UC Davis

Post traumatic osteoarthritis (PTOA) is the result of a joint trauma or injury and accounts for 12.5% of all OA cases. Following joint trauma, inflammatory cytokines are produced and stimulate the secretion of catabolic enzymes that degrade articular cartilage. The degraded articular cartilage further stimulates catabolic enzyme and inflammatory cytokine expression. These lead to the development of the inflammatory cycle associated with PTOA. We hypothesized that inhibiting inflammation and treating the damaged cartilage may prevent the progression of PTOA and restore functionality to osteoarthritic cartilage using nanoparticle-peptide therapeutics.

The first study developed polymeric core-shell nanoparticles composed of N-isopropyl acrylamide (NIPAm), N, N′-bis (acryloyl) cystamine (BAC), 2-acrylamido-2-methyl-1-propanesulfonic acid (AMPS), and acrylic acid (AAc) (poly(NIPAm-co-AMPS-BAC-AAc)) by exploiting the thermoresponsive behavior of NIPAm. NIPAm has a lower critical solution temperature (LCST) of 32°C. Below the LCST, NIPAm is hydrophilic and causes the particle to swell, and above the LCST is hydrophobic and causes the particle to constrict. Poly(NIPAm-co-AMPS-BAC-AAc) shells were crosslinked around the hydrophobically stabilized non-crosslinked poly(NIPAm) (pNIPAm) cores above the LCST of NIPAm. Removal of the cores via diffusion resulted in thermoresponsive, degradable nanoparticles with low density, termed hollow, cores. The hollow nanoparticles (hNPs) encapsulated more of the anti-inflammatory MK2 inhibiting (MK2i) peptide than solid nanoparticles, and loaded roughly 2.5 times more MK2i below the LCST of NIPAm than above it. These hNPs loaded with MK2i inhibited IL-6 production in stimulated bovine chondrocytes in vitro. The hNPs were also retained within the joint space of rats for 7 days. These results show the ability of MK2i loaded hNPs to inhibit inflammation and show that the drug-loaded hNPS have potential as a therapeutic to treat PTOA.
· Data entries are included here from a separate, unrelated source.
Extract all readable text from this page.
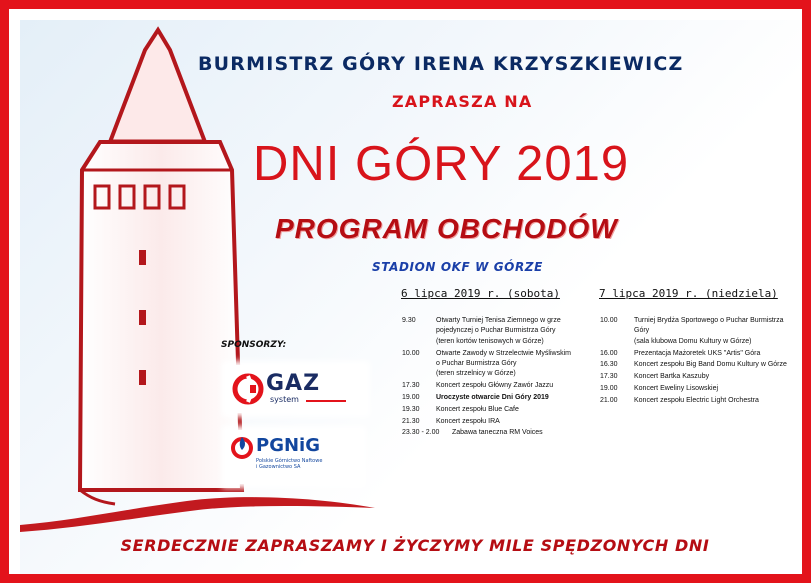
BURMISTRZ GÓRY IRENA KRZYSZKIEWICZ
ZAPRASZA NA
DNI GÓRY 2019
PROGRAM OBCHODÓW
STADION OKF W GÓRZE
6 lipca 2019 r. (sobota)	7 lipca 2019 r. (niedziela)
9.30	Otwarty Turniej Tenisa Ziemnego w grze
pojedynczej o Puchar Burmistrza Góry
(teren kortów tenisowych w Górze)
10.00	Otwarte Zawody w Strzelectwie Myśliwskim
o Puchar Burmistrza Góry
(teren strzelnicy w Górze)
17.30	Koncert zespołu Główny Zawór Jazzu
19.00	Uroczyste otwarcie Dni Góry 2019
19.30	Koncert zespołu Blue Cafe
21.30	Koncert zespołu IRA
23.30 - 2.00	Zabawa taneczna RM Voices
10.00	Turniej Brydża Sportowego o Puchar Burmistrza Góry
(sala klubowa Domu Kultury w Górze)
16.00	Prezentacja Mażoretek UKS "Artis" Góra
16.30	Koncert zespołu Big Band Domu Kultury w Górze
17.30	Koncert Bartka Kaszuby
19.00	Koncert Eweliny Lisowskiej
21.00	Koncert zespołu Electric Light Orchestra
SPONSORZY:
GAZ
system
PGNiG
Polskie Górnictwo Naftowe
i Gazownictwo SA
SERDECZNIE ZAPRASZAMY I ŻYCZYMY MILE SPĘDZONYCH DNI
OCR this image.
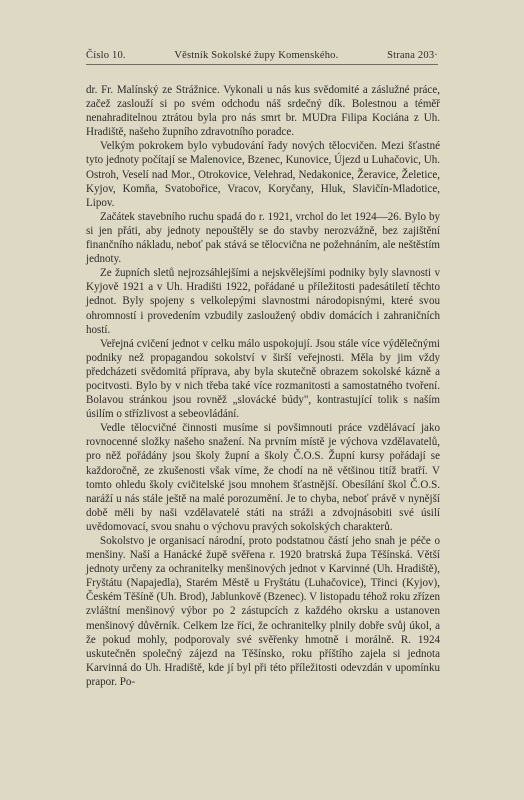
Číslo 10.	Věstník Sokolské župy Komenského.	Strana 203·

dr. Fr. Malínský ze Strážnice. Vykonali u nás kus svědomité a záslužné práce, začež zaslouží si po svém odchodu náš srdečný dík. Bolestnou a téměř nenahraditelnou ztrátou byla pro nás smrt br. MUDra Filipa Kociána z Uh. Hradiště, našeho župního zdravotního poradce.

Velkým pokrokem bylo vybudování řady nových tělocvičen. Mezi šťastné tyto jednoty počítají se Malenovice, Bzenec, Kunovice, Újezd u Luhačovic, Uh. Ostroh, Veselí nad Mor., Otrokovice, Velehrad, Nedakonice, Žeravice, Želetice, Kyjov, Komňa, Svatobořice, Vracov, Koryčany, Hluk, Slavičín-Mladotice, Lipov.

Začátek stavebního ruchu spadá do r. 1921, vrchol do let 1924—26. Bylo by si jen přáti, aby jednoty nepouštěly se do stavby nerozvážně, bez zajištění finančního nákladu, neboť pak stává se tělocvična ne požehnáním, ale neštěstím jednoty.

Ze župních sletů nejrozsáhlejšími a nejskvělejšími podniky byly slavnosti v Kyjově 1921 a v Uh. Hradišti 1922, pořádané u příležitosti padesátiletí těchto jednot. Byly spojeny s velkolepými slavnostmi národopisnými, které svou ohromností i provedením vzbudily zasloužený obdiv domácích i zahraničních hostí.

Veřejná cvičení jednot v celku málo uspokojují. Jsou stále více výdělečnými podniky než propagandou sokolství v širší veřejnosti. Měla by jim vždy předcházeti svědomitá příprava, aby byla skutečně obrazem sokolské kázně a pocitvosti. Bylo by v nich třeba také více rozmanitosti a samostatného tvoření. Bolavou stránkou jsou rovněž „slovácké búdy", kontrastující tolik s naším úsilím o střízlivost a sebeovládání.

Vedle tělocvičné činnosti musíme si povšimnouti práce vzdělávací jako rovnocenné složky našeho snažení. Na prvním místě je výchova vzdělavatelů, pro něž pořádány jsou školy župní a školy Č.O.S. Župní kursy pořádají se každoročně, ze zkušenosti však víme, že chodí na ně většinou titíž bratří. V tomto ohledu školy cvičitelské jsou mnohem šťastnější. Obesílání škol Č.O.S. naráží u nás stále ještě na malé porozumění. Je to chyba, neboť právě v nynější době měli by naši vzdělavatelé státi na stráži a zdvojnásobiti své úsilí uvědomovací, svou snahu o výchovu pravých sokolských charakterů.

Sokolstvo je organisací národní, proto podstatnou částí jeho snah je péče o menšiny. Naší a Hanácké župě svěřena r. 1920 bratrská župa Těšínská. Větší jednoty určeny za ochranitelky menšinových jednot v Karvinné (Uh. Hradiště), Fryštátu (Napajedla), Starém Městě u Fryštátu (Luhačovice), Třinci (Kyjov), Českém Těšíně (Uh. Brod), Jablunkově (Bzenec). V listopadu téhož roku zřízen zvláštní menšinový výbor po 2 zástupcích z každého okrsku a ustanoven menšinový důvěrník. Celkem lze říci, že ochranitelky plnily dobře svůj úkol, a že pokud mohly, podporovaly své svěřenky hmotně i morálně. R. 1924 uskutečněn společný zájezd na Těšínsko, roku příštího zajela si jednota Karvinná do Uh. Hradiště, kde jí byl při této příležitosti odevzdán v upomínku prapor. Po-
We also showed the ability of hNPs to be conjugated with the hyaluronic acid (HA) binding peptide GAHWQFNALTVRGSG (GAH). AAc served as the carboxylate anchor within the shell of the hNP and allowed for GAH conjugation. hNPs conjugated with roughly 19 GAH, termed 19 GAH-hNP, bound to HA in solution and resulted in a 94.0% increase in dynamic viscosity compared to the HA solution treated with unconjugated hNPs. Bovine cartilage explants were treated with trypsin to remove aggrecan and served as an ex vivo model for OA. The aggrecan-depleted (AD) explants treated with 0.10 mg of unconjugated hNPs had a muted effect on restoring compressive strength and suppression of CS release, likely due to reduced HA interactions. While the AD explants treated with 0.10 mg of 19 GAH-hNP restored the compressive strength to healthy levels 6 days after a single treatment and inhibited degradation of the ECM of cartilage. Based on these results, treatment with 19 GAH-hNP may be able to prevent the development of PTOA.

Finally, the MK2i loaded hNP (hNP+MK2i) and hNPs were tested in a small animal in vivo study. Previous research developed a physiologically relevant non-invasive ACL rupture (NIACLR) model using a tibial compression to tear the ACL. We attempted to utilize this model to test the efficacy of our hNP+MK2i therapeutic to inhibit the progression of PTOA in vivo. However, only 9 of the 28 rats that underwent tibial compression resulted in a complete ACL tear, and we were not able to quantify the efficacy of our hNP+MK2i therapeutic.

These data presented here suggests the use of nanoparticle-peptide therapeutics may be a translatable platform to inhibit the progression of PTOA.